В своем четырехтомном альманахе, а впоследствии во всем своем творчестве Кюхельбекер выступает как убежденный проповедник народности, указывая на «нравы, отечественные летописи и сказания народные как на лучший, чистейший и вернейший источник нашей словесности».
В этом же альманахе находится первое в литературе изображение живого Пушкина, находящегося в то время в ссылке.
Пушкин всю жизнь помнил своего опального друга. Он посылал ему в Сибирь книги, хлопотал (и не без успеха) об издании его трагедии «Ижорский». Если верить Плетневу, Пушкин обессмертил своего друга в «Евгении Онегине», изобразил под видом Ленского — крикуна, мятежника и поэта — трагическую и страстную фигуру Кюхельбекера.
«И я бы мог...»
«И я бы мог как...» — остальное зачеркнуто. Но первое из зачеркнутых слов читается ясно: «шут». А вот дальше неразборчиво: не то «на», не то «ви», но скорее, кажется, «ви».
Внизу нарисована виселица, и не какая-нибудь, а именно лета 1826 года, с телами декабристов. Так осенью того же года Пушкин попробовал зримо представить себе, что с ним случилось бы, окажись он год назад на Сенатской площади с четырьмя из этих пяти.

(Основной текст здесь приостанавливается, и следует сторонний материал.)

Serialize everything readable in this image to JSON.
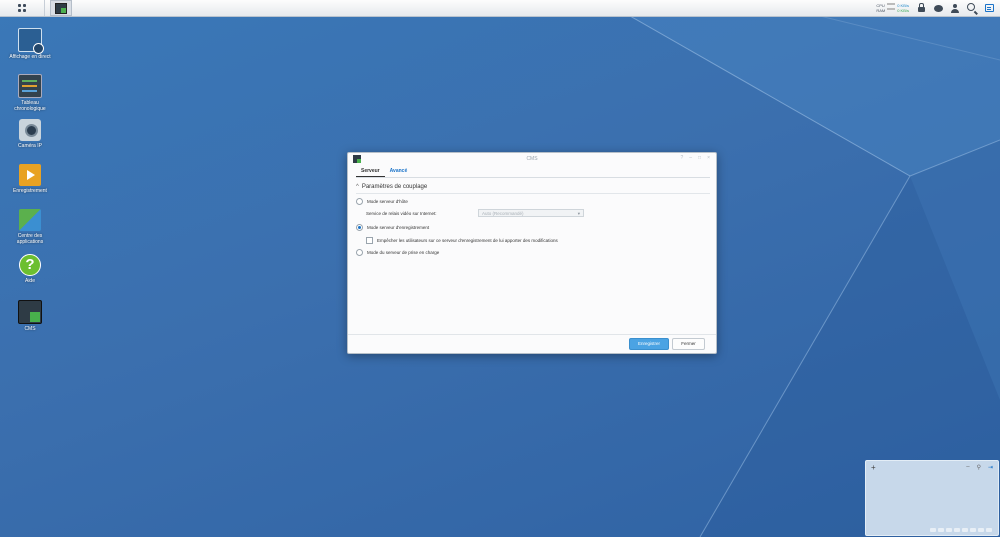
{
  "taskbar": {
    "main_menu_icon": "grid-menu-icon",
    "running_app_icon": "cms-icon",
    "resource_monitor": {
      "cpu_label": "CPU",
      "ram_label": "RAM",
      "upload": "0 KB/s",
      "download": "0 KB/s"
    },
    "tray_icons": [
      "lock-icon",
      "chat-icon",
      "user-icon",
      "search-icon",
      "widget-icon"
    ]
  },
  "desktop": {
    "icons": [
      {
        "label": "Affichage en direct",
        "icon": "live-view-icon"
      },
      {
        "label": "Tableau chronologique",
        "icon": "timeline-icon"
      },
      {
        "label": "Caméra IP",
        "icon": "ip-camera-icon"
      },
      {
        "label": "Enregistrement",
        "icon": "recording-icon"
      },
      {
        "label": "Centre des applications",
        "icon": "application-center-icon"
      },
      {
        "label": "Aide",
        "icon": "help-icon"
      },
      {
        "label": "CMS",
        "icon": "cms-icon"
      }
    ]
  },
  "window": {
    "title": "CMS",
    "controls": [
      "?",
      "–",
      "□",
      "×"
    ],
    "tabs": [
      {
        "label": "Serveur",
        "active": true
      },
      {
        "label": "Avancé",
        "active": false
      }
    ],
    "section_title": "Paramètres de couplage",
    "section_toggle": "^",
    "options": {
      "host_mode": {
        "label": "Mode serveur d'hôte",
        "selected": false
      },
      "relay_label": "Service de relais vidéo sur Internet:",
      "relay_value": "Auto (Recommandé)",
      "recording_mode": {
        "label": "Mode serveur d'enregistrement",
        "selected": true
      },
      "prevent_users": {
        "label": "Empêcher les utilisateurs sur ce serveur d'enregistrement de lui apporter des modifications",
        "checked": false
      },
      "failover_mode": {
        "label": "Mode du serveur de prise en charge",
        "selected": false
      }
    },
    "buttons": {
      "save": "Enregistrer",
      "close": "Fermer"
    }
  },
  "notification_panel": {
    "add": "+",
    "controls": [
      "–",
      "⚲",
      "⇥"
    ]
  },
  "colors": {
    "desktop": "#3b6fae",
    "accent": "#1a73c9",
    "primary_button": "#4ba3e3"
  }
}
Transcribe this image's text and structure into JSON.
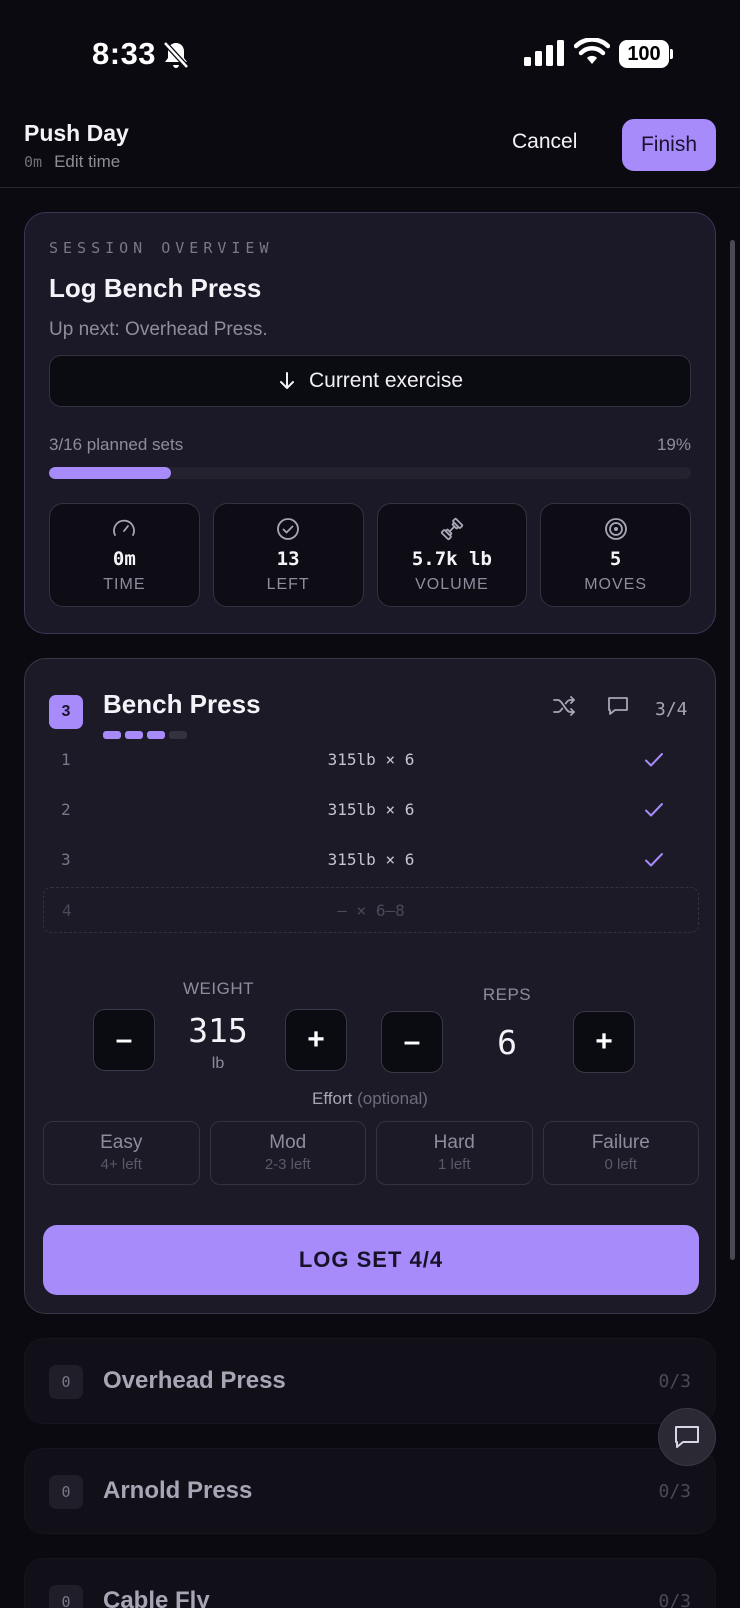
{
  "status_bar": {
    "time": "8:33",
    "battery": "100"
  },
  "header": {
    "title": "Push Day",
    "elapsed": "0m",
    "edit_time": "Edit time",
    "cancel": "Cancel",
    "finish": "Finish"
  },
  "overview": {
    "label": "SESSION OVERVIEW",
    "title": "Log Bench Press",
    "up_next": "Up next: Overhead Press.",
    "current_exercise_button": "Current exercise",
    "progress_text": "3/16 planned sets",
    "progress_percent": "19%",
    "progress_fraction": 0.19,
    "stats": [
      {
        "icon": "gauge-icon",
        "value": "0m",
        "label": "TIME"
      },
      {
        "icon": "check-circle-icon",
        "value": "13",
        "label": "LEFT"
      },
      {
        "icon": "dumbbell-icon",
        "value": "5.7k lb",
        "label": "VOLUME"
      },
      {
        "icon": "target-icon",
        "value": "5",
        "label": "MOVES"
      }
    ]
  },
  "exercise": {
    "number": "3",
    "name": "Bench Press",
    "progress": "3/4",
    "sets_done": 3,
    "sets_total": 4,
    "sets": [
      {
        "num": "1",
        "desc": "315lb × 6",
        "done": true
      },
      {
        "num": "2",
        "desc": "315lb × 6",
        "done": true
      },
      {
        "num": "3",
        "desc": "315lb × 6",
        "done": true
      },
      {
        "num": "4",
        "desc": "— × 6–8",
        "done": false
      }
    ],
    "weight_label": "WEIGHT",
    "weight_value": "315",
    "weight_unit": "lb",
    "reps_label": "REPS",
    "reps_value": "6",
    "minus": "–",
    "plus": "+",
    "effort_label": "Effort",
    "effort_optional": "(optional)",
    "efforts": [
      {
        "title": "Easy",
        "sub": "4+ left"
      },
      {
        "title": "Mod",
        "sub": "2-3 left"
      },
      {
        "title": "Hard",
        "sub": "1 left"
      },
      {
        "title": "Failure",
        "sub": "0 left"
      }
    ],
    "log_button": "LOG SET 4/4"
  },
  "upcoming": [
    {
      "badge": "0",
      "name": "Overhead Press",
      "count": "0/3"
    },
    {
      "badge": "0",
      "name": "Arnold Press",
      "count": "0/3"
    },
    {
      "badge": "0",
      "name": "Cable Fly",
      "count": "0/3"
    }
  ],
  "colors": {
    "accent": "#a88bfa",
    "background": "#0a0a10",
    "card": "#1b1828"
  }
}
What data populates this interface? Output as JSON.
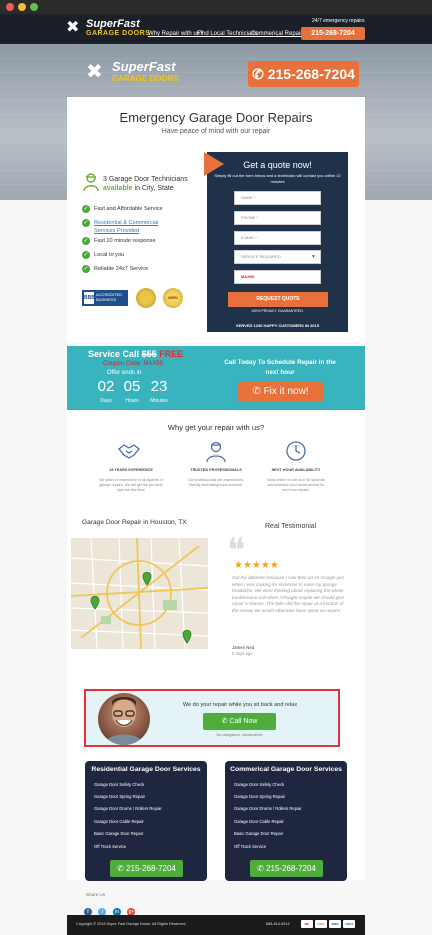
{
  "nav": {
    "logo_line1": "SuperFast",
    "logo_line2": "GARAGE DOORS",
    "links": [
      "Why Repair with us?",
      "Find Local Technicians",
      "Commerical Repairs"
    ],
    "emergency_label": "24/7 emergency repairs",
    "phone": "215-268-7204"
  },
  "hero": {
    "logo_line1": "SuperFast",
    "logo_line2": "GARAGE DOORS",
    "phone": "215-268-7204"
  },
  "main": {
    "title": "Emergency Garage Door Repairs",
    "subtitle": "Have peace of mind with our repair",
    "tech_line1": "3 Garage Door Technicians",
    "tech_available": "available",
    "tech_location": " in City, State",
    "features": [
      {
        "text": "Fast and Affordable Service",
        "link": false
      },
      {
        "text": "Residential & Commercial Services Provided",
        "link": true
      },
      {
        "text": "Fast 10 minute response",
        "link": false
      },
      {
        "text": "Local to you",
        "link": false
      },
      {
        "text": "Reliable 24x7 Service",
        "link": false
      }
    ],
    "bbb_text": "ACCREDITED BUSINESS",
    "badge_text": "100%"
  },
  "quote": {
    "title": "Get a quote now!",
    "desc": "Simply fill out the form below and a technician will contact you within 10 minutes",
    "fields": [
      "NAME *",
      "PHONE *",
      "E-MAIL *",
      "SERVICE REQUIRED",
      "MAX50"
    ],
    "button": "REQUEST QUOTE",
    "privacy": "100% PRIVACY GUARANTEED.",
    "served": "SERVED 1230 HAPPY CUSTOMERS IN 2015"
  },
  "promo": {
    "service_call": "Service Call",
    "old_price": "$55",
    "free": "FREE",
    "coupon": "Coupon Code: MAX50",
    "offer_ends": "Offer ends in",
    "days": "02",
    "hours": "05",
    "minutes": "23",
    "days_label": "Days",
    "hours_label": "Hours",
    "minutes_label": "Minutes",
    "call_today": "Call Today To Schedule Repair in the next hour",
    "fix_button": "Fix it now!"
  },
  "why": {
    "title": "Why get your repair with us?",
    "items": [
      {
        "head": "15 YEARS EXPERIENCE",
        "text": "We years of experience in all aspects of garage repairs. We will get the job done right the first time!"
      },
      {
        "head": "TRUSTED PROFESSIONALS",
        "text": "Our professionals are experienced, friendly and background-checked."
      },
      {
        "head": "NEXT HOUR AVAILABILITY",
        "text": "Book online or call us in 60 seconds and schedule your home service for next hour repairs."
      }
    ]
  },
  "map": {
    "title": "Garage Door Repair in Houston, TX"
  },
  "testimonial": {
    "title": "Real Testimonial",
    "stars": "★★★★★",
    "text": "Got my attention because I saw their ad on Google just when I was looking for someone to ease my garage headache. We were thinking about replacing the whole troublesome unit when I thought maybe we should give repair a chance. The folks did the repair at a fraction of the money we would otherwise have spent on repairs.",
    "name": "James Ned",
    "ago": "5 days ago"
  },
  "cta": {
    "line": "We do your repair while you sit back and relax",
    "button": "Call Now",
    "note": "No obligation, whatsoever."
  },
  "services": [
    {
      "title": "Residential Garage Door Services",
      "items": [
        "Garage Door Safety Check",
        "Garage Door Spring Repair",
        "Garage Door Drums / Rollers Repair",
        "Garage Door Cable Repair",
        "Basic Garage Door Repair",
        "Off Track Service"
      ],
      "phone": "215-268-7204"
    },
    {
      "title": "Commerical Garage Door Services",
      "items": [
        "Garage Door Safety Check",
        "Garage Door Spring Repair",
        "Garage Door Drums / Rollers Repair",
        "Garage Door Cable Repair",
        "Basic Garage Door Repair",
        "Off Track Service"
      ],
      "phone": "215-268-7204"
    }
  ],
  "share": {
    "label": "Share Us",
    "icons": [
      "f",
      "t",
      "in",
      "g+"
    ]
  },
  "footer": {
    "copyright": "Copyright © 2015 Super Fast Garage Doors. All Rights Reserved.",
    "phone": "888-814-8914",
    "payments": [
      "MC",
      "DISC",
      "VISA",
      "AMEX"
    ]
  },
  "colors": {
    "accent": "#e8703a",
    "teal": "#39b3bd",
    "navy": "#1f3249",
    "green": "#4fae3b"
  }
}
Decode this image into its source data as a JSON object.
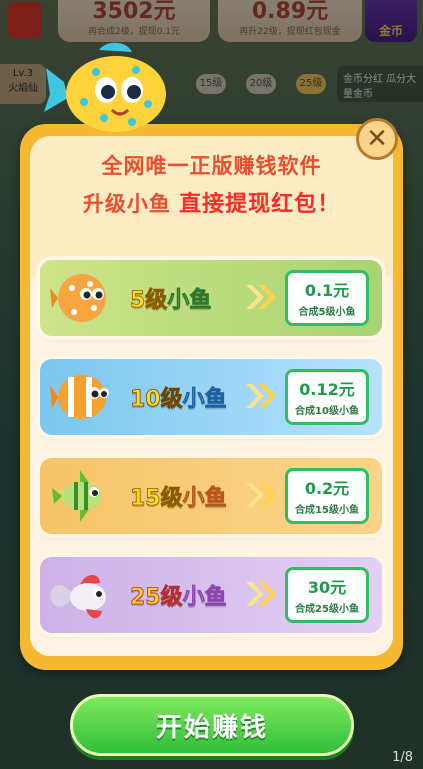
{
  "hud": {
    "cash_value": "3502元",
    "cash_sub": "再合成2级，提现0.1元",
    "balance_value": "0.89元",
    "balance_sub": "再升22级，提现红包现金",
    "coin_label": "金币",
    "level": "Lv.3",
    "level_name": "火焰仙",
    "progress_levels": [
      "15级",
      "20级",
      "25级"
    ],
    "promo_text": "金币分红 瓜分大量金币"
  },
  "modal": {
    "headline_line1": "全网唯一正版赚钱软件",
    "headline_line2_plain": "升级小鱼",
    "headline_line2_strong": "直接提现红包！",
    "close_symbol": "✕",
    "rows": [
      {
        "level": "5级",
        "fish": "小鱼",
        "amount": "0.1元",
        "desc": "合成5级小鱼"
      },
      {
        "level": "10级",
        "fish": "小鱼",
        "amount": "0.12元",
        "desc": "合成10级小鱼"
      },
      {
        "level": "15级",
        "fish": "小鱼",
        "amount": "0.2元",
        "desc": "合成15级小鱼"
      },
      {
        "level": "25级",
        "fish": "小鱼",
        "amount": "30元",
        "desc": "合成25级小鱼"
      }
    ]
  },
  "cta": {
    "label": "开始赚钱"
  },
  "page_indicator": "1/8",
  "colors": {
    "modal_border": "#f6b731",
    "cta_green": "#2fbf3a",
    "headline_red": "#ea4e2f"
  }
}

А затем на листе портреты, портреты... Две пляшущие фигуры, не то чертики, не то еще какая-то паутинная нежить. И опять — «И я бы мог...» Там, где лист уже обрывается, еще одна виселица. Нарисованы стена крепости, вал, закрытые ворота, даже крючки на виселице, каземат, а на крыше каземата что-то когтистое, железное, крючковатое — не поймешь что. Скудный смертный пейзаж... (см. Т. Г. Цявловская, «Рисунки Пушкина», 1970, стр. 89).
«В этом проклятом заговоре замешаны также знаменитые писатели Пушкин и Муравьев-Апостол. Первый — лучший стихотворец, второй — лучший прозаик. Без сомнения, оба поплатятся головой», — сообщал 3 февраля 1826 года своему корреспонденту известный чешский просветитель Франтишек Челяковский. Он спутал С. И. Муравьева-Апостола с его отцом И. М. Муравьевым-Апостолом, написавшим «Путешествие по Тавриде», но грозящую опасность уловил очень точно.